The radio rides behind the saddle. To mate with existing bolt holes in the rear subframe, I made a model bracket out of aluminum flashing, translated that to a working drawing and paid a local metal shop to fabricate it from sheet steel. The bracket is connected by four rubber vibration isolators to a watertight aluminum project box, mounted upside down with the radio inside and a whip antenna on top. The radio control head rides up front in a tank bag, with a Sena SR10 and a homemade adapter. The Sena PTT button is under my left thumb, and I have a Sena 20S headset in my helmet. The headset communicates via Bluetooth, so there are no wires to forget to unplug when I dismount.
The adapter in the tank bag isolates the mic ground of the Icom IC-2730A radio from the Sena SR10’s single ground for mic and PTT. It also contains a speaker and a mic socket, so I can operate when stationary without wearing my helmet. The adapter connects to the Sena SR10 via Sena’s cable for a Baofeng or Kenwood HT. (I use the same cable with a Baofeng HT, when on foot.)

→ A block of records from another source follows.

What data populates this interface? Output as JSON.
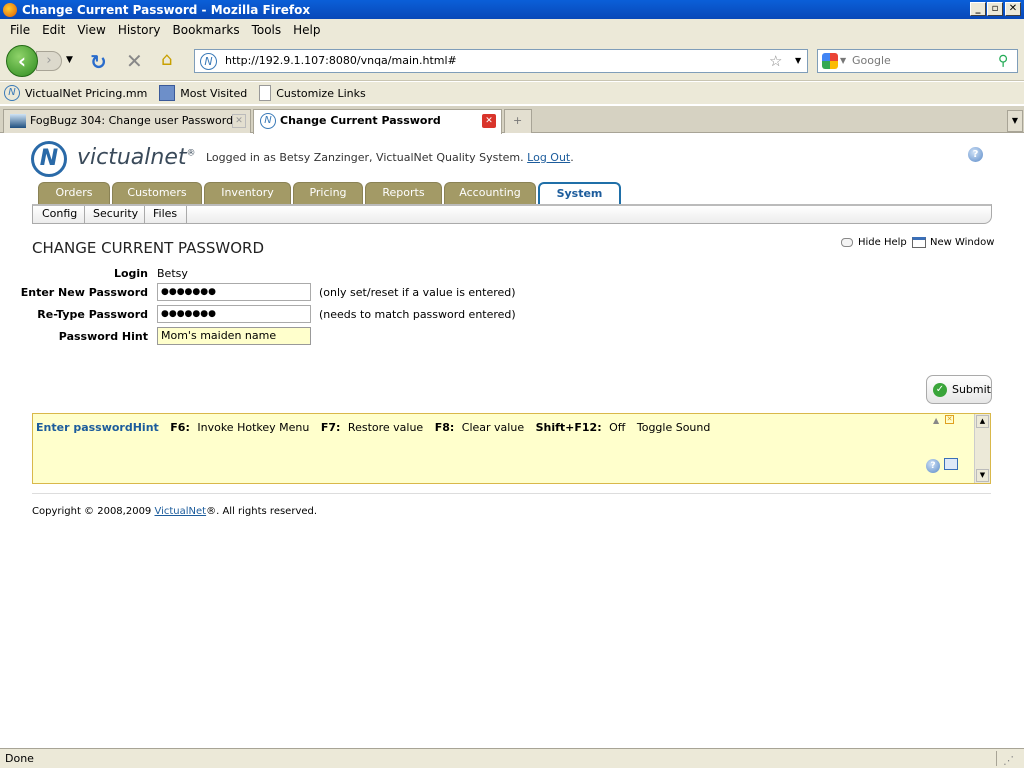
{
  "window": {
    "title": "Change Current Password - Mozilla Firefox"
  },
  "menu": [
    "File",
    "Edit",
    "View",
    "History",
    "Bookmarks",
    "Tools",
    "Help"
  ],
  "nav": {
    "url": "http://192.9.1.107:8080/vnqa/main.html#",
    "search_placeholder": "Google"
  },
  "bookmarks": [
    "VictualNet Pricing.mm",
    "Most Visited",
    "Customize Links"
  ],
  "browser_tabs": [
    {
      "label": "FogBugz 304: Change user Password"
    },
    {
      "label": "Change Current Password"
    }
  ],
  "header": {
    "logo": "victualnet",
    "logo_mark": "®",
    "logged_in_text": "Logged in as Betsy Zanzinger, VictualNet Quality System.",
    "logout_label": "Log Out",
    "logout_suffix": "."
  },
  "app_tabs": [
    "Orders",
    "Customers",
    "Inventory",
    "Pricing",
    "Reports",
    "Accounting",
    "System"
  ],
  "sub_tabs": [
    "Config",
    "Security",
    "Files"
  ],
  "page": {
    "title": "CHANGE CURRENT PASSWORD",
    "hide_help": "Hide Help",
    "new_window": "New Window"
  },
  "form": {
    "login_label": "Login",
    "login_value": "Betsy",
    "new_password_label": "Enter New Password",
    "new_password_value": "●●●●●●●",
    "new_password_note": "(only set/reset if a value is entered)",
    "retype_label": "Re-Type Password",
    "retype_value": "●●●●●●●",
    "retype_note": "(needs to match password entered)",
    "hint_label": "Password Hint",
    "hint_value": "Mom's maiden name",
    "submit_label": "Submit"
  },
  "help": {
    "field": "Enter passwordHint",
    "f6_key": "F6:",
    "f6_text": "Invoke Hotkey Menu",
    "f7_key": "F7:",
    "f7_text": "Restore value",
    "f8_key": "F8:",
    "f8_text": "Clear value",
    "sf12_key": "Shift+F12:",
    "sf12_val": "Off",
    "sf12_text": "Toggle Sound"
  },
  "footer": {
    "prefix": "Copyright © 2008,2009 ",
    "link": "VictualNet",
    "suffix": "®. All rights reserved."
  },
  "status": "Done"
}
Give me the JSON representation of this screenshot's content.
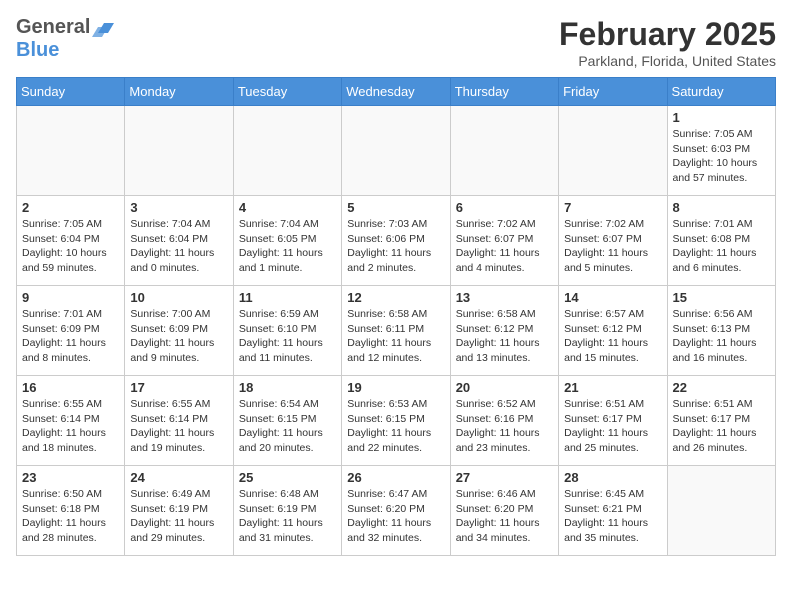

Radio power comes direct from the motorcycle battery, via ATC fuses in inline holders, a Powerpole connector under the saddle, some 12 gauge stranded wire, a watertight switch underneath the project box and another Powerpole connector at the radio. The project box is connected to the negative power wire, but not the motorcycle frame.
Since MARC warned me about antenna breakage, I chose a Pulse/Larsen NMO2/70B whip, whose middle coil is formed from the whip rod. It has held up so far. But the first time I took the rig on a long ride, I arrived with no whip! Vibration loosened the set screws that fasten it to the base coil, and the whole whip bounced out. It’s somewhere in Oakland, I guess. I replaced the whip and put Loctite on the set screws, and I haven’t lost the second one yet!